We are probably even more focused than before on the delivery of services to the public. We have to provide rapid, professional visa services and efficient consular protection. This also means that we have to be ready to react very quickly to everything from terrorist threats to national disasters. We also aim to provide high quality services for British companies who wish to trade with or invest in this country and for Turkish companies who are interested in investing in the UK. The more traditional parts of our work - diplomacy - have perhaps changed less, although they too have to adapt to growing demands and the developing international agenda.
Q Does all this mean having more people on the ground or fewer?
A The Foreign Office pay roll is smaller than it was. In some cases we are doing more with fewer people. But the collapse of the Soviet Union created more countries which has led us to open more posts. In some countries where our interests merit it, like China and India, we have got more people on the ground now than in the past, because so much is changing. In other countries where communications are good and doing business is relatively easy, and to which it is easy to travel at short notice, we can manage with fewer staff. We are always reviewing what we do in the light of new technology and new ways of doing things, and of our evolving needs.
Q Do you think you made the right decision when you decided in 2002 to come to Turkey rather than taking a post in another country?
A I served in Ankara for a couple of years in the 1980s, and I asked to come back here not only because it was a country which I was fond of but also because I thought it would be very rewarding professionally. It has certainly been a challenging time. A number of things have happened which I could not possibly have predicted at that time – not all of them positive. The terrorist attack is one example. Nevertheless, I am delighted that I came here. It has been very rewarding to be the representative of the government which has been the strongest supporter of Turkey's EU membership, at the time when the country has begun accession negotiations - something which I also strongly believe in personally. I have had the chance to work with the government and with other Turkish organisations in a very rewarding way. My wife and I have made good friendships which I am sure will continue for the rest of our lives. Above all, I am glad to have been here at a time when Turkey has made enormous progress, and the UK has been able to make a positive contribution.

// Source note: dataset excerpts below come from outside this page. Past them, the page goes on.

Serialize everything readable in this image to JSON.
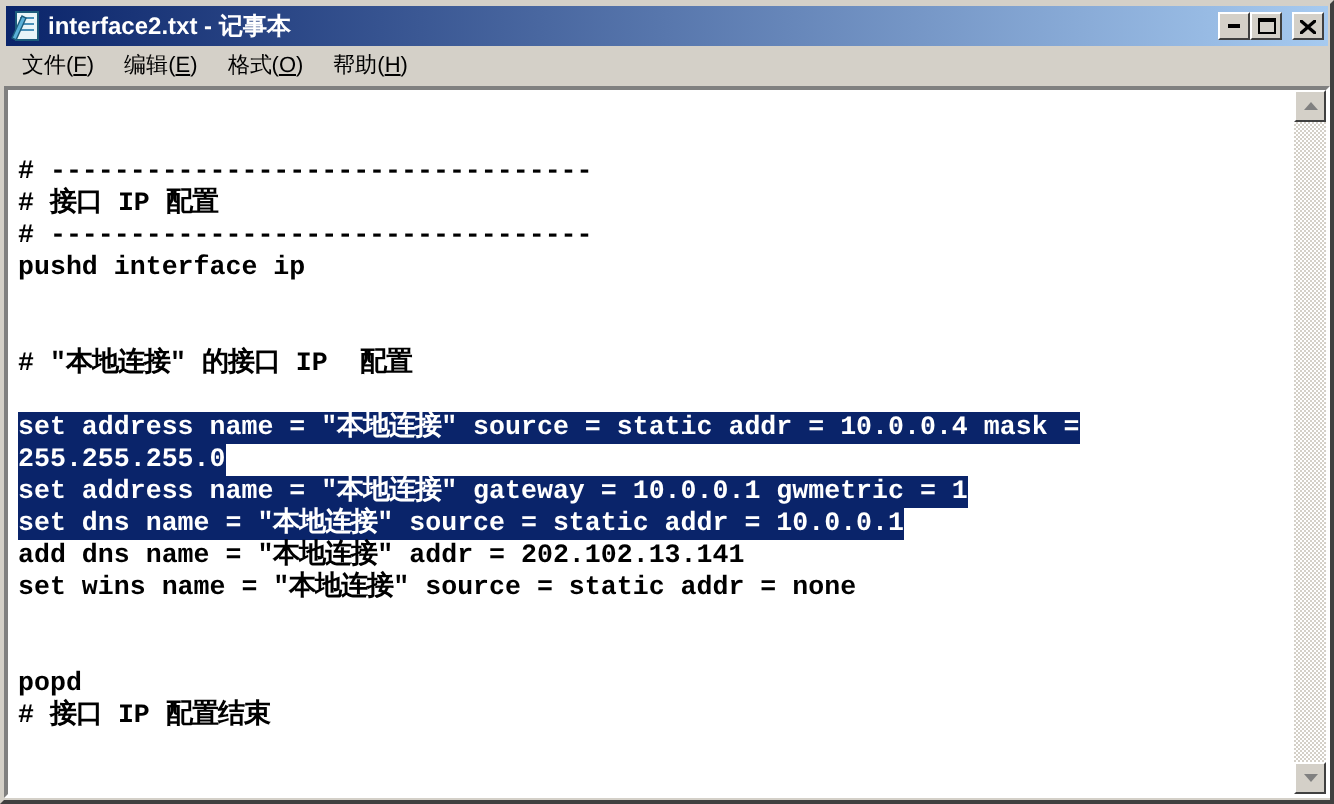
{
  "window": {
    "title": "interface2.txt - 记事本"
  },
  "menu": [
    {
      "before": "文件(",
      "accel": "F",
      "after": ")"
    },
    {
      "before": "编辑(",
      "accel": "E",
      "after": ")"
    },
    {
      "before": "格式(",
      "accel": "O",
      "after": ")"
    },
    {
      "before": "帮助(",
      "accel": "H",
      "after": ")"
    }
  ],
  "lines": [
    {
      "kind": "doublespaced",
      "text": "# ----------------------------------",
      "selected": false
    },
    {
      "kind": "plain",
      "text": "# 接口 IP 配置",
      "selected": false
    },
    {
      "kind": "plain",
      "text": "# ----------------------------------",
      "selected": false
    },
    {
      "kind": "plain",
      "text": "pushd interface ip",
      "selected": false
    },
    {
      "kind": "doublespaced",
      "text": "# \"本地连接\" 的接口 IP  配置",
      "selected": false
    },
    {
      "kind": "spaced",
      "text": "set address name = \"本地连接\" source = static addr = 10.0.0.4 mask =",
      "selected": true
    },
    {
      "kind": "plain",
      "text": "255.255.255.0",
      "selected": true
    },
    {
      "kind": "plain",
      "text": "set address name = \"本地连接\" gateway = 10.0.0.1 gwmetric = 1",
      "selected": true
    },
    {
      "kind": "plain",
      "text": "set dns name = \"本地连接\" source = static addr = 10.0.0.1",
      "selected": true
    },
    {
      "kind": "plain",
      "text": "add dns name = \"本地连接\" addr = 202.102.13.141",
      "selected": false
    },
    {
      "kind": "plain",
      "text": "set wins name = \"本地连接\" source = static addr = none",
      "selected": false
    },
    {
      "kind": "doublespaced",
      "text": "popd",
      "selected": false
    },
    {
      "kind": "plain",
      "text": "# 接口 IP 配置结束",
      "selected": false
    }
  ]
}
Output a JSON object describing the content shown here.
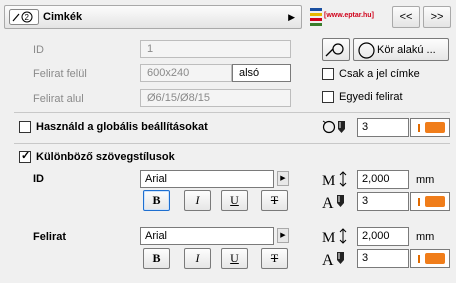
{
  "header": {
    "title": "Cimkék",
    "logo_text": "[www.eptar.hu]",
    "prev_label": "<<",
    "next_label": ">>"
  },
  "fields": {
    "id_label": "ID",
    "id_value": "1",
    "top_label": "Felirat felül",
    "top_value": "600x240",
    "top_pos": "alsó",
    "bottom_label": "Felirat alul",
    "bottom_value": "Ø6/15/Ø8/15",
    "shape_label": "Kör alakú ...",
    "only_mark_label": "Csak a jel címke",
    "custom_label": "Egyedi felirat"
  },
  "global": {
    "label": "Használd a globális beállításokat",
    "pen": "3"
  },
  "styles": {
    "label": "Különböző szövegstílusok",
    "unit": "mm",
    "id": {
      "title": "ID",
      "font": "Arial",
      "size": "2,000",
      "pen": "3",
      "b": "B",
      "i": "I",
      "u": "U",
      "s": "T"
    },
    "text": {
      "title": "Felirat",
      "font": "Arial",
      "size": "2,000",
      "pen": "3",
      "b": "B",
      "i": "I",
      "u": "U",
      "s": "T"
    }
  },
  "colors": {
    "pen_orange": "#f07d1a",
    "accent_blue": "#1e6fd0",
    "logo_red": "#d0021b"
  }
}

Q I understand you are due to leave Turkey later this year. Have you had the time and ability to pursue any personal interests during your stay in Ankara?
A It has been a very full period. Yes, I have played my tennis, played a little squash and done a little skiing. We have travelled around the country a bit, although we would have liked to do more. I haven't been able to speak Turkish as much as I would have liked; my wife now speaks it better than me, although she had not lived in Turkey before. I am not sure exactly when I will leave - the later the better as far as we are concerned!